The renovations will improve the look of the stadium completely while offering more versatility.

The athletic department and University Foundation hope to build the new stadium and draw in more players and fans. With an updated facility, it is possible to host a wide array of events and offer a better atmosphere for players and spectators.

“Compared to our sister universities, ours [stadium] looks really bad,” Braun said. “It even comes down to school pride.”

Aesthetics aside, the addition of artificial turf will keep Ramer up to par with the rest of the UW System. UW-Eau Claire, UW-Stout, UW-Platteville and UW-Oshkosh have installed artificial turf and now have the ability to use their stadiums for soccer, concerts, band competitions and other events that go beyond football. UWRF lacks the ability to do any of these things with the outdated field.

Ramer Field was built in 1969, and updates have been meager ever since. In the 1970s a small locker room was added to the south end of the field, and a public address system was the last of additions completed no more than five years ago.

In the UW System, all other universities except UW-Stevens Point have updated their stadiums or have a plan in the works to do so. Yet Ramer Field remains with amenities similar to a small-town high school stadium with worse lighting, Bowen said.

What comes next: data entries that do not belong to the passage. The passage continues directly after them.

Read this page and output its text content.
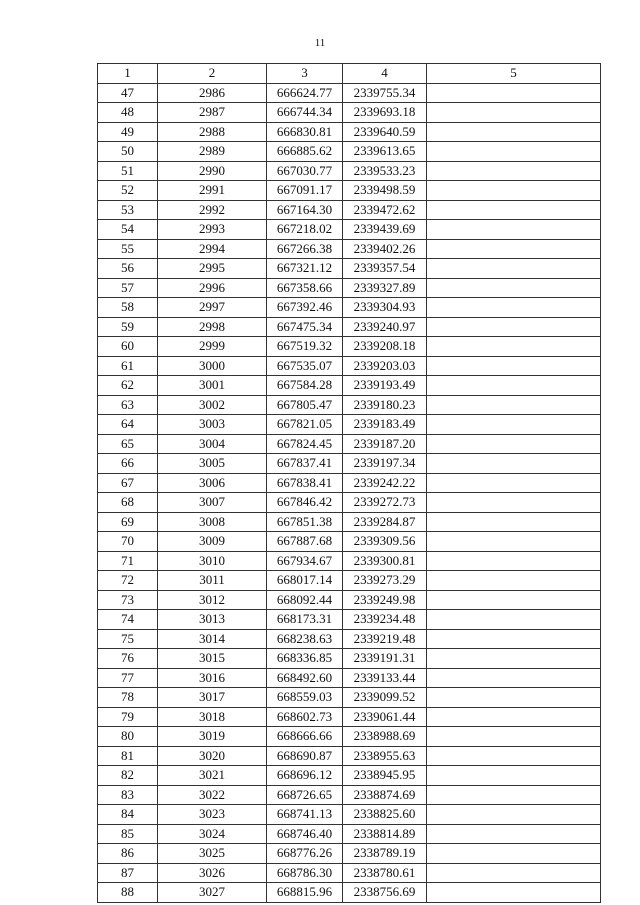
11
1	2	3	4	5
47	2986	666624.77	2339755.34	
48	2987	666744.34	2339693.18	
49	2988	666830.81	2339640.59	
50	2989	666885.62	2339613.65	
51	2990	667030.77	2339533.23	
52	2991	667091.17	2339498.59	
53	2992	667164.30	2339472.62	
54	2993	667218.02	2339439.69	
55	2994	667266.38	2339402.26	
56	2995	667321.12	2339357.54	
57	2996	667358.66	2339327.89	
58	2997	667392.46	2339304.93	
59	2998	667475.34	2339240.97	
60	2999	667519.32	2339208.18	
61	3000	667535.07	2339203.03	
62	3001	667584.28	2339193.49	
63	3002	667805.47	2339180.23	
64	3003	667821.05	2339183.49	
65	3004	667824.45	2339187.20	
66	3005	667837.41	2339197.34	
67	3006	667838.41	2339242.22	
68	3007	667846.42	2339272.73	
69	3008	667851.38	2339284.87	
70	3009	667887.68	2339309.56	
71	3010	667934.67	2339300.81	
72	3011	668017.14	2339273.29	
73	3012	668092.44	2339249.98	
74	3013	668173.31	2339234.48	
75	3014	668238.63	2339219.48	
76	3015	668336.85	2339191.31	
77	3016	668492.60	2339133.44	
78	3017	668559.03	2339099.52	
79	3018	668602.73	2339061.44	
80	3019	668666.66	2338988.69	
81	3020	668690.87	2338955.63	
82	3021	668696.12	2338945.95	
83	3022	668726.65	2338874.69	
84	3023	668741.13	2338825.60	
85	3024	668746.40	2338814.89	
86	3025	668776.26	2338789.19	
87	3026	668786.30	2338780.61	
88	3027	668815.96	2338756.69	
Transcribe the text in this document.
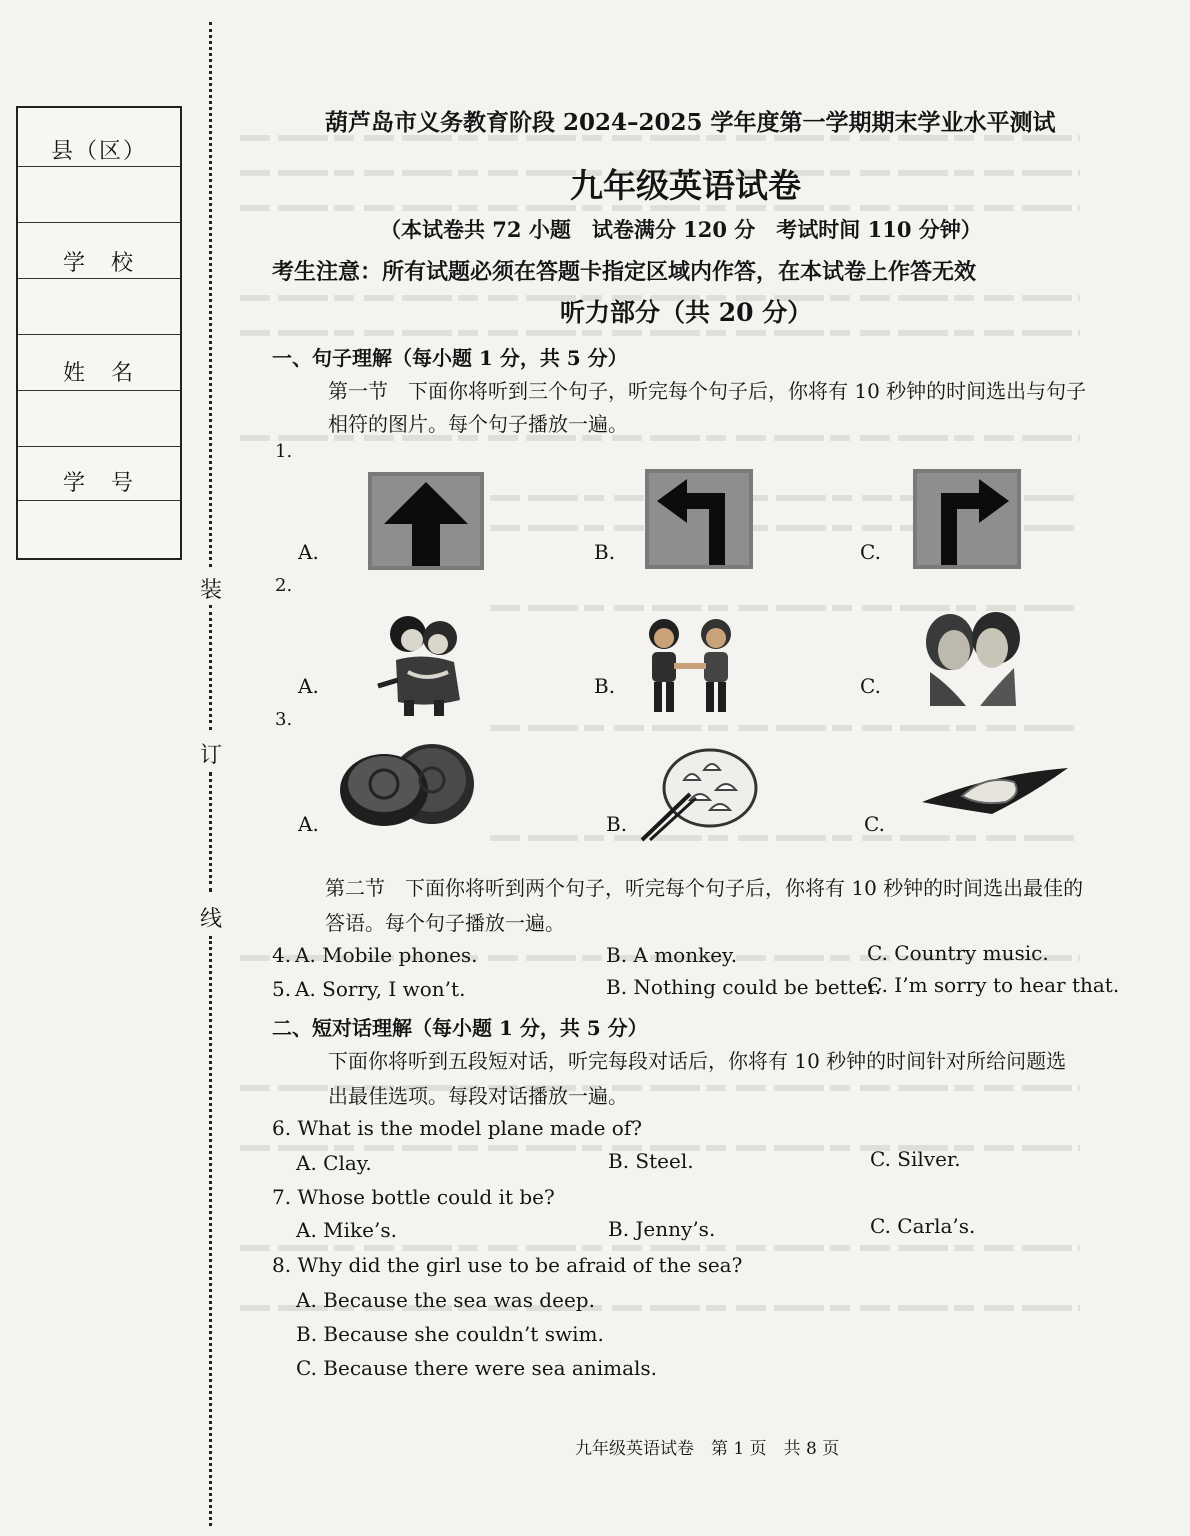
装
订
线
县（区）
学　校
姓　名
学　号
葫芦岛市义务教育阶段 2024–2025 学年度第一学期期末学业水平测试
九年级英语试卷
（本试卷共 72 小题　试卷满分 120 分　考试时间 110 分钟）
考生注意：所有试题必须在答题卡指定区域内作答，在本试卷上作答无效
听力部分（共 20 分）
一、句子理解（每小题 1 分，共 5 分）
第一节　下面你将听到三个句子，听完每个句子后，你将有 10 秒钟的时间选出与句子
相符的图片。每个句子播放一遍。
1.
A.	B.	C.
2.
A.	B.	C.
3.
A.	B.	C.
第二节　下面你将听到两个句子，听完每个句子后，你将有 10 秒钟的时间选出最佳的
答语。每个句子播放一遍。
4. A. Mobile phones.	B. A monkey.	C. Country music.
5. A. Sorry, I won’t.	B. Nothing could be better.
C. I’m sorry to hear that.
二、短对话理解（每小题 1 分，共 5 分）
下面你将听到五段短对话，听完每段对话后，你将有 10 秒钟的时间针对所给问题选
出最佳选项。每段对话播放一遍。
6. What is the model plane made of?
A. Clay.	B. Steel.	C. Silver.
7. Whose bottle could it be?
A. Mike’s.	B. Jenny’s.	C. Carla’s.
8. Why did the girl use to be afraid of the sea?
A. Because the sea was deep.
B. Because she couldn’t swim.
C. Because there were sea animals.
九年级英语试卷　第 1 页　共 8 页
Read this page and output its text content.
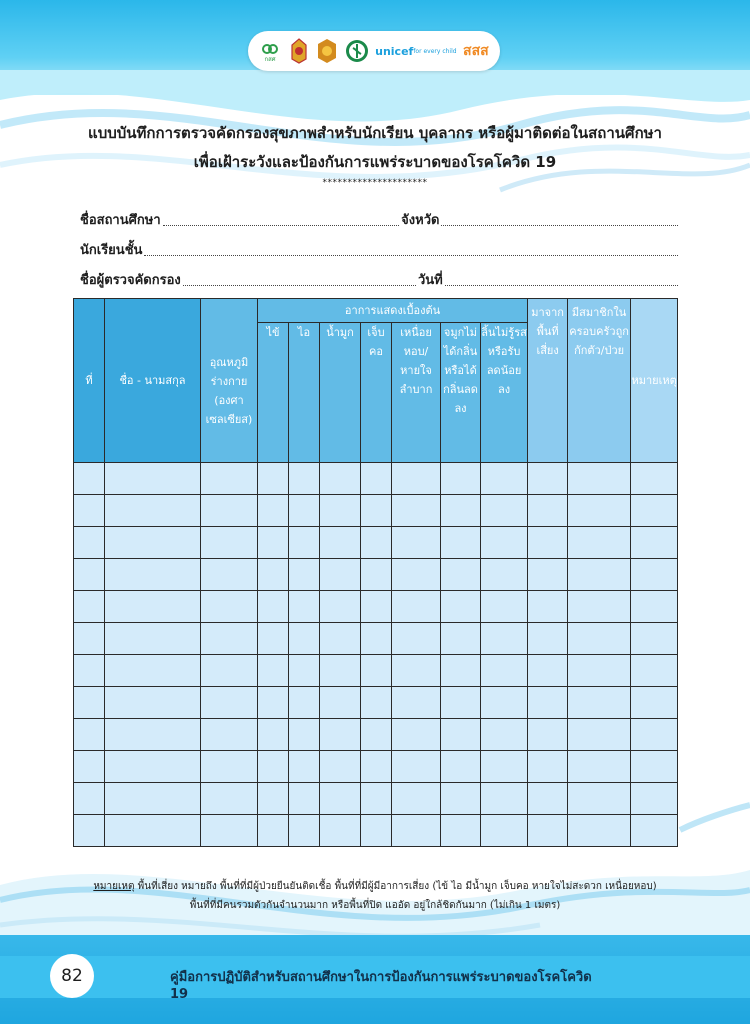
กสศ
unicef for every child สสส
แบบบันทึกการตรวจคัดกรองสุขภาพสำหรับนักเรียน บุคลากร หรือผู้มาติดต่อในสถานศึกษา
เพื่อเฝ้าระวังและป้องกันการแพร่ระบาดของโรคโควิด 19
*********************
ชื่อสถานศึกษา	จังหวัด
นักเรียนชั้น
ชื่อผู้ตรวจคัดกรอง	วันที่
ที่	ชื่อ - นามสกุล	อุณหภูมิร่างกาย (องศาเซลเซียส)	อาการแสดงเบื้องต้น							มาจากพื้นที่เสี่ยง	มีสมาชิกในครอบครัวถูกกักตัว/ป่วย	หมายเหตุ
			ไข้	ไอ	น้ำมูก	เจ็บคอ	เหนื่อยหอบ/หายใจลำบาก	จมูกไม่ได้กลิ่นหรือได้กลิ่นลดลง	ลิ้นไม่รู้รสหรือรับลดน้อยลง			

หมายเหตุ พื้นที่เสี่ยง หมายถึง พื้นที่ที่มีผู้ป่วยยืนยันติดเชื้อ พื้นที่ที่มีผู้มีอาการเสี่ยง (ไข้ ไอ มีน้ำมูก เจ็บคอ หายใจไม่สะดวก เหนื่อยหอบ)
พื้นที่ที่มีคนรวมตัวกันจำนวนมาก หรือพื้นที่ปิด แออัด อยู่ใกล้ชิดกันมาก (ไม่เกิน 1 เมตร)
82	คู่มือการปฏิบัติสำหรับสถานศึกษาในการป้องกันการแพร่ระบาดของโรคโควิด 19
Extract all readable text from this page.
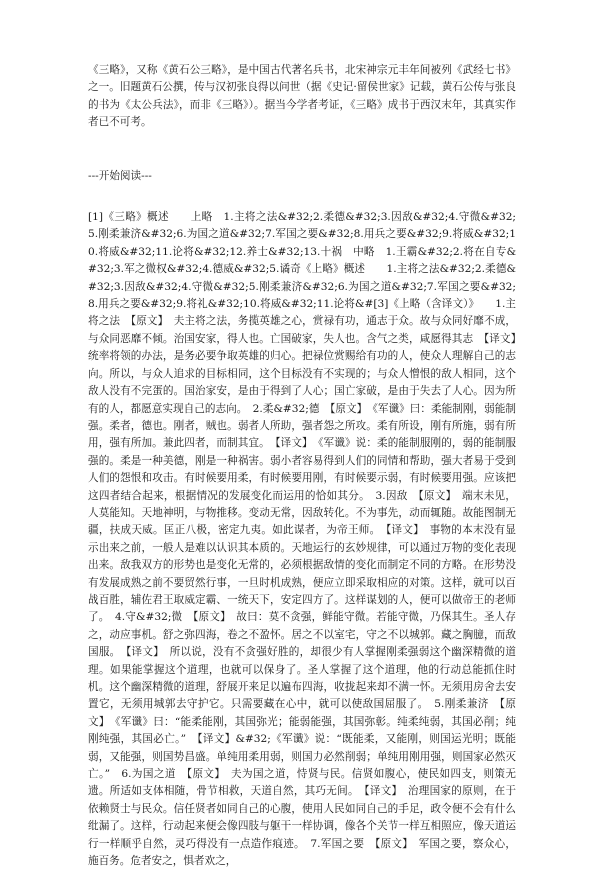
《三略》，又称《黄石公三略》，是中国古代著名兵书，北宋神宗元丰年间被列《武经七书》之一。旧题黄石公撰，传与汉初张良得以问世（据《史记·留侯世家》记载，黄石公传与张良的书为《太公兵法》，而非《三略》）。据当今学者考证，《三略》成书于西汉末年，其真实作者已不可考。

---开始阅读---

[1]《三略》概述　　上略　1.主将之法&#32;2.柔德&#32;3.因敌&#32;4.守微&#32;5.刚柔兼济&#32;6.为国之道&#32;7.军国之要&#32;8.用兵之要&#32;9.将威&#32;10.将威&#32;11.论将&#32;12.养士&#32;13.十祸　中略　1.王霸&#32;2.将在自专&#32;3.军之微权&#32;4.德威&#32;5.谲奇《上略》概述　　1.主将之法&#32;2.柔德&#32;3.因敌&#32;4.守微&#32;5.刚柔兼济&#32;6.为国之道&#32;7.军国之要&#32;8.用兵之要&#32;9.将礼&#32;10.将威&#32;11.论将&#[3]《上略（含译文）》　　1.主将之法　【原文】　夫主将之法，务揽英雄之心，赏禄有功，通志于众。故与众同好靡不成，与众同恶靡不倾。治国安家，得人也。亡国破家，失人也。含气之类，咸愿得其志　【译文】　统率将领的办法，是务必要争取英雄的归心。把禄位赏赐给有功的人，使众人理解自己的志向。所以，与众人追求的目标相同，这个目标没有不实现的；与众人憎恨的敌人相同，这个敌人没有不完蛋的。国治家安，是由于得到了人心；国亡家破，是由于失去了人心。因为所有的人，都愿意实现自己的志向。　2.柔&#32;德　【原文】　《军谶》曰：柔能制刚，弱能制强。柔者，德也。刚者，贼也。弱者人所助，强者怨之所攻。柔有所设，刚有所施，弱有所用，强有所加。兼此四者，而制其宜。　【译文】　《军谶》说：柔的能制服刚的，弱的能制服强的。柔是一种美德，刚是一种祸害。弱小者容易得到人们的同情和帮助，强大者易于受到人们的怨恨和攻击。有时候要用柔，有时候要用刚，有时候要示弱，有时候要用强。应该把这四者结合起来，根据情况的发展变化而运用的恰如其分。　3.因敌　【原文】　端末未见，人莫能知。天地神明，与物推移。变动无常，因敌转化。不为事先，动而辄随。故能图制无疆，扶成天威。匡正八极，密定九夷。如此谋者，为帝王师。　【译文】　事物的本末没有显示出来之前，一般人是难以认识其本质的。天地运行的玄妙规律，可以通过万物的变化表现出来。敌我双方的形势也是变化无常的，必须根据敌情的变化而制定不同的方略。在形势没有发展成熟之前不要贸然行事，一旦时机成熟，便应立即采取相应的对策。这样，就可以百战百胜，辅佐君王取威定霸、一统天下，安定四方了。这样谋划的人，便可以做帝王的老师了。　4.守&#32;微　【原文】　故曰：莫不贪强，鲜能守微。若能守微，乃保其生。圣人存之，动应事机。舒之弥四海，卷之不盈怀。居之不以室宅，守之不以城郭。藏之胸臆，而敌国服。　【译文】　所以说，没有不贪强好胜的，却很少有人掌握刚柔强弱这个幽深精微的道理。如果能掌握这个道理，也就可以保身了。圣人掌握了这个道理，他的行动总能抓住时机。这个幽深精微的道理，舒展开来足以遍布四海，收拢起来却不满一怀。无须用房舍去安置它，无须用城郭去守护它。只需要藏在心中，就可以使敌国屈服了。　5.刚柔兼济　【原文】　《军谶》曰：“能柔能刚，其国弥光；能弱能强，其国弥彰。纯柔纯弱，其国必削；纯刚纯强，其国必亡。”　【译文】&#32;《军谶》说：“既能柔，又能刚，则国运光明；既能弱，又能强，则国势昌盛。单纯用柔用弱，则国力必然削弱；单纯用刚用强，则国家必然灭亡。”　6.为国之道　【原文】　夫为国之道，恃贤与民。信贤如腹心，使民如四支，则策无遗。所适如支体相随，骨节相救，天道自然，其巧无间。　【译文】　治理国家的原则，在于依赖贤士与民众。信任贤者如同自己的心腹，使用人民如同自己的手足，政令便不会有什么纰漏了。这样，行动起来便会像四肢与躯干一样协调，像各个关节一样互相照应，像天道运行一样顺乎自然，灵巧得没有一点造作痕迹。　7.军国之要　【原文】　军国之要，察众心，施百务。危者安之，惧者欢之，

“We rarely, if ever, have taken recruits right out to our stadium while they are visiting campus,” Falcon football coach John O’Grady said. “It would be a detriment to do so. We don’t even have running water in our press box. I’ve been using the bathrooms in the press box at most of the other stadiums in our conference for almost 30 years.”

A Dec. 1 meeting was held with an architect to discuss the proposed project and get a better idea of the funds needed and opportunities available.

O’Grady will be thankful for the running water and bathroom facilities that are now a part of the plans for the press box. It will be worthy of visiting alumni and prospective players when it is complete.

Ramer Field is now being used for UWRF and River Falls High School football, but it is also used by the Kansas City Chiefs during the summer for training camp. While inhabiting UWRF, the Chiefs use Ramer for practice.

As of last week, the Chiefs had not been approached for donations or help in funding the project, and Bowen is not relying on the organization’s help.

“We only have one-year contracts with the Chiefs,” Bowen said. “There are three other universities in Missouri willing to build the team its own facilities.”

The Chiefs have a large presence during the summer in River Falls, drawing a plethora of outsiders to the small town and bringing in business for local commerce.

Updating Ramer Field would be a good way to encourage the Chiefs to continue using River Falls as a practice camp, Bowen said.

“I want to emphasize this is a community project,” Bowen said. “The University is doing this, but the community is really going to benefit from the renovations too.”

Bowen became the full-time athletic director April 1 after serving UWRF as basketball coach for 20 years. He is the driving force behind the Ramer Field renovation project and spends half his time working on it.

“I’m using 40 to 50 percent of my time raising money,” Bowen said. “I just want to leave here a better place than I found it.”